Methods: We conducted a retrospective cohort study of 137 patients (118 Nuss and 19 Ravitch - Nuss and Ravitch patients were analyzed separately) who underwent surgical repair of pectus excavatum with pain management via epidural, intercostal, or paravertebral analgesia from January 2009-December 2012. Measured outcomes included LOS, pain scores, benzodiazepine/narcotic requirements, emesis, professional fees, hospital cost, and total cost.

Results: In the Nuss patients, LOS was significantly reduced in the paravertebral group (p<0.005) and the intercostal group (p<0.005) compared to the epidural group, but was paradoxically countered by a nonsignificant increase in total cost (p=0.09). While benzodiazepine doses/day was not increased in the paravertebral group (p=0.08), an increase was seen in narcotic use (p<0.005). Despite increased narcotic use, no differences were seen in emesis between epidural and paravertebral use.

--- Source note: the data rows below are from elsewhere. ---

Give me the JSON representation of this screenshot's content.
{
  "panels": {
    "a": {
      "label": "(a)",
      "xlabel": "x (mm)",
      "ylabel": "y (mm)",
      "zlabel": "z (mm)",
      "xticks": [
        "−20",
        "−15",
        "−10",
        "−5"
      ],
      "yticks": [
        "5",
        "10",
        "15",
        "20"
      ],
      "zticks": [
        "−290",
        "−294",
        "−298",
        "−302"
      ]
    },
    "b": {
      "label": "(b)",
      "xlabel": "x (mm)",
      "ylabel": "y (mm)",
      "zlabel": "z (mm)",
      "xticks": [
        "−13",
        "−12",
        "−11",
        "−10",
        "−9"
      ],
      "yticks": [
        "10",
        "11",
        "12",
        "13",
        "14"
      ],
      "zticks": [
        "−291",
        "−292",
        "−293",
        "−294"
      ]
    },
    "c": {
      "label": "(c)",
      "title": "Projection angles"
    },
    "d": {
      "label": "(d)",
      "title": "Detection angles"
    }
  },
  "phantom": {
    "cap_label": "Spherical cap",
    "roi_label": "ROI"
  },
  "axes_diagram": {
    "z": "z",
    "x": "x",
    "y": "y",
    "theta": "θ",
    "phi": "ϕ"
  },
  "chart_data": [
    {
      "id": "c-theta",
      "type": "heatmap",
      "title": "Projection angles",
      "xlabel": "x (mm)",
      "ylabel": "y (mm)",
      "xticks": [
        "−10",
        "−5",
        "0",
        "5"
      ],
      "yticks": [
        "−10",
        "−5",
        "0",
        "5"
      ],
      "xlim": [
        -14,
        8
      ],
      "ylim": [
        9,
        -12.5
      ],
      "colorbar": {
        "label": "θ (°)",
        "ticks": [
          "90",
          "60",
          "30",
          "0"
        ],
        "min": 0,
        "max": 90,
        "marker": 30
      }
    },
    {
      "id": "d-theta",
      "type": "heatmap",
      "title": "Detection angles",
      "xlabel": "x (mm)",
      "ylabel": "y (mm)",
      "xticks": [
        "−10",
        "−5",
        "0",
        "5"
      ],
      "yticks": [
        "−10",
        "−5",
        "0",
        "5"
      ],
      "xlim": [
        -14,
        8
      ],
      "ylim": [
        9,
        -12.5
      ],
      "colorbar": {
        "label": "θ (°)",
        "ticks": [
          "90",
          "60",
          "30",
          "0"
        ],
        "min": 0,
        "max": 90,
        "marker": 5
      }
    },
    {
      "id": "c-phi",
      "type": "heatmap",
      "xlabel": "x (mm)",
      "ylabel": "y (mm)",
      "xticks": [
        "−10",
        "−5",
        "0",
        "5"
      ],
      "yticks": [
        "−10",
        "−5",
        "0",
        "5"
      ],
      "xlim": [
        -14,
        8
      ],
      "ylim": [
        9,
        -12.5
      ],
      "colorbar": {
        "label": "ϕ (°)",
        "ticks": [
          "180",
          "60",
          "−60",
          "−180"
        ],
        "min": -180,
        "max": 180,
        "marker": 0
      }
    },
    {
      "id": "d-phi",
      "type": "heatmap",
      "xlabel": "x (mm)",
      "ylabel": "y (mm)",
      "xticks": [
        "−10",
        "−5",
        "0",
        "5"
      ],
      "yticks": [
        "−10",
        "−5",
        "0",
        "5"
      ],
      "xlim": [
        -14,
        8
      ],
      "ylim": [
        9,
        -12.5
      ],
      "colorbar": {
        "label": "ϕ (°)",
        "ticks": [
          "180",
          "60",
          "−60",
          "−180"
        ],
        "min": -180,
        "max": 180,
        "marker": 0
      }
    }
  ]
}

Compared to epidural, pain scores were higher for both intercostal and paravertebral on day one (p<0.005), but equivalent for paravertebral on day three (p=0.62). The Ravitch group was too small for detailed independent statistical analysis but followed the same overall trend seen in the Nuss patients.

Conclusion: Our use of paravertebral continuous infusion pain catheters for pectus excavatum repair was an effective alternative to epidural analgesia resulting in shorter LOS but not a decrease in overall cost.